Their leadership and corporate (the major corporations own shares in each other) leadership sit on the boards of these branches. At the very top, nobody is allowed to know who owns the Federal Reserve. Although, if you could neatly identify a central mechanism connecting the top with the hive perhaps that’s Vanguard, the ownership of which is also completely opaque, whereas BlackRock is able to obfuscate itself as vehicle for institutional investors.
At least all the political campaign contributions have to be disclosed legally. Control of the money supply that generates the decisive contributions, nope. It’s not hard to see just from this juxtaposition how power couldn’t possibly reside with the people as they sink deeper into poverty.
Pointing out the basic facts about our opaque, plutocratic system of power confers all sorts of nasty labels on a dissident, but the results of this system speak for themselves. If we had a political representation and a free market, and these were two separate systems of managing our affairs, we wouldn’t be in such dire straits.
By their fruits ye shall know them.
I’m proud to officially announce my candidacy for the office of Dogcatcher.
Amen. Sending them to a Nuremberg rally might arouse them from their mental lethargy.
“It is not surprising that the German population welcomed a man like Hitler with open arms. Here was finally a politician who wanted to go up against the humiliations and unbelievably miserable living conditions. From experience, one was skeptical of the promises made by politicians. … This was totally different with Adolf Hitler. … Conditions were created which caused the enthusiasm of the majority of the German population to reach practically unequalled limits. p. 49. … Successes were only possible because the entire population worked for the common good, day and night, without thinking of their own advantage. [The German people under Hitler rose above Epstean’s Law]. We seem to miss this common spirit more and more these days. We have turned into a reckless elbow society.” p. 134.
Hans Ekkehard Bob, ‘Betrayed Ideals: Memoirs of a Luftwaffe Fighter Ace’
We’ve never had representation or a free market. Those concepts died in 1789 when the Articles of Confederation were ditched. Thank our infamous founding fathers, the gold standard of tyrants. Madison and Hamilton were particularly foul and despicable creatures.
If you haven’t already read it, I think you’d really like Francis Parker Yockey’s ‘Imperium’.

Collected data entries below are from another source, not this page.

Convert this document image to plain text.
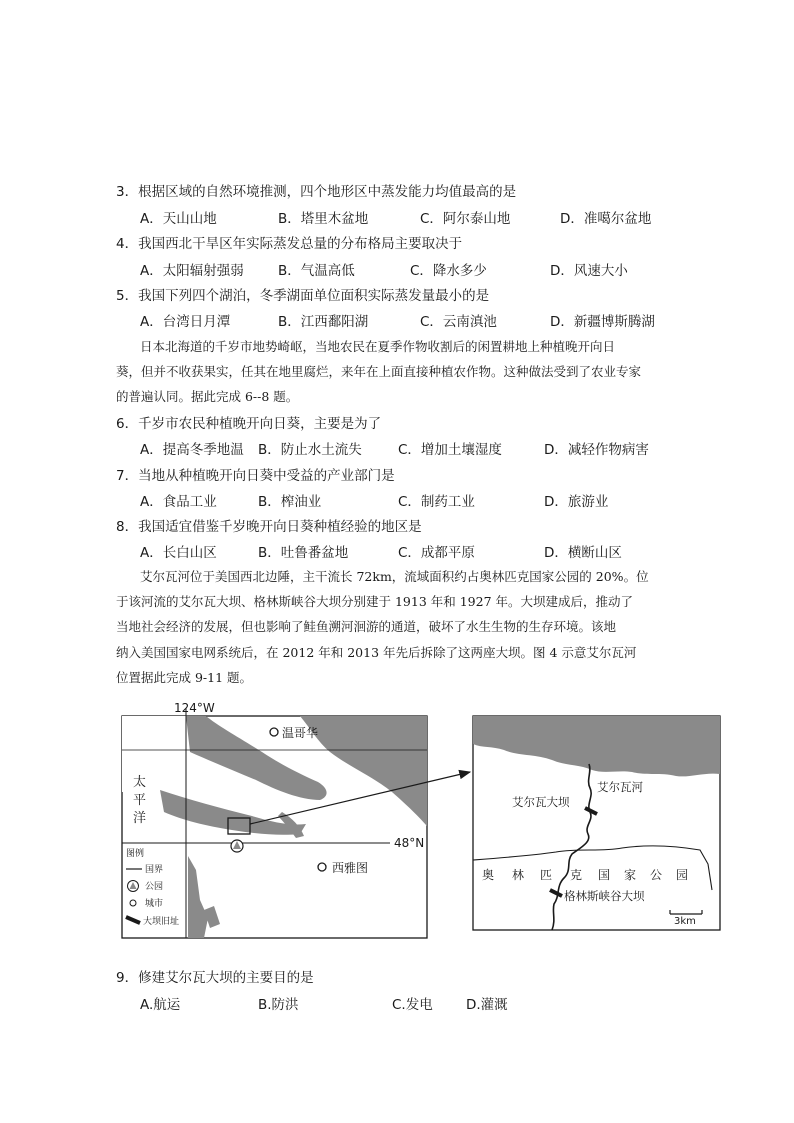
3．根据区域的自然环境推测，四个地形区中蒸发能力均值最高的是
A．天山山地	B．塔里木盆地	C．阿尔泰山地	D．准噶尔盆地
4．我国西北干旱区年实际蒸发总量的分布格局主要取决于
A．太阳辐射强弱	B．气温高低	C．降水多少	D．风速大小
5．我国下列四个湖泊，冬季湖面单位面积实际蒸发量最小的是
A．台湾日月潭	B．江西鄱阳湖	C．云南滇池	D．新疆博斯腾湖
日本北海道的千岁市地势崎岖，当地农民在夏季作物收割后的闲置耕地上种植晚开向日
葵，但并不收获果实，任其在地里腐烂，来年在上面直接种植农作物。这种做法受到了农业专家
的普遍认同。据此完成 6--8 题。
6．千岁市农民种植晚开向日葵，主要是为了
A．提高冬季地温 B．防止水土流失	C．增加土壤湿度	D．减轻作物病害
7．当地从种植晚开向日葵中受益的产业部门是
A．食品工业	B．榨油业	C．制药工业	D．旅游业
8．我国适宜借鉴千岁晚开向日葵种植经验的地区是
A．长白山区	B．吐鲁番盆地	C．成都平原	D．横断山区
艾尔瓦河位于美国西北边陲，主干流长 72km，流域面积约占奥林匹克国家公园的 20%。位
于该河流的艾尔瓦大坝、格林斯峡谷大坝分别建于 1913 年和 1927 年。大坝建成后，推动了
当地社会经济的发展，但也影响了鲑鱼溯河洄游的通道，破坏了水生生物的生存环境。该地
纳入美国国家电网系统后，在 2012 年和 2013 年先后拆除了这两座大坝。图 4 示意艾尔瓦河
位置据此完成 9-11 题。
温哥华
西雅图
太
平
洋
124°W
48°N
图例
国界
公园
城市
大坝旧址
艾尔瓦河
艾尔瓦大坝
奥 林 匹 克 国 家 公 园
格林斯峡谷大坝
3km
9．修建艾尔瓦大坝的主要目的是
A.航运	B.防洪	C.发电 D.灌溉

“In the inner history of America, four epochs had great significance: 1789, 1828, 1865, [and] 1933. 1789 marked the formation of the Union of the colonies through the adoption of the Constitution. 1828 marked the final defeat of the Federalist Party, the sole authoritarian force in the Union. 1865 was the complete financialization of the continent, but also the formation of the specific character of the American People. With 1865, however, the last barrier to economic obsession was removed and the road was paved that was to eventuate in the utter triumph of the Culture-distorter in 1933.” p. 457.
Francis P. Yockey, ‘Imperium’
Thank you, German Confederate. I will definitely put it on my reading list.
I understand Black Rock has a GDP that is 40% that of the United States. In other words, it has a budget and assets bigger than most of the nations in the world. In times like these I think back to the Italian Social Republic and how they crushed big business entities via employee and worker owned cooperatives. (Look for a book called Revolutionary Fascism and read the Verona Transcripts contained therein) National Syndicalism in other words. It works! Look up a corporation in Spain called Mondragon.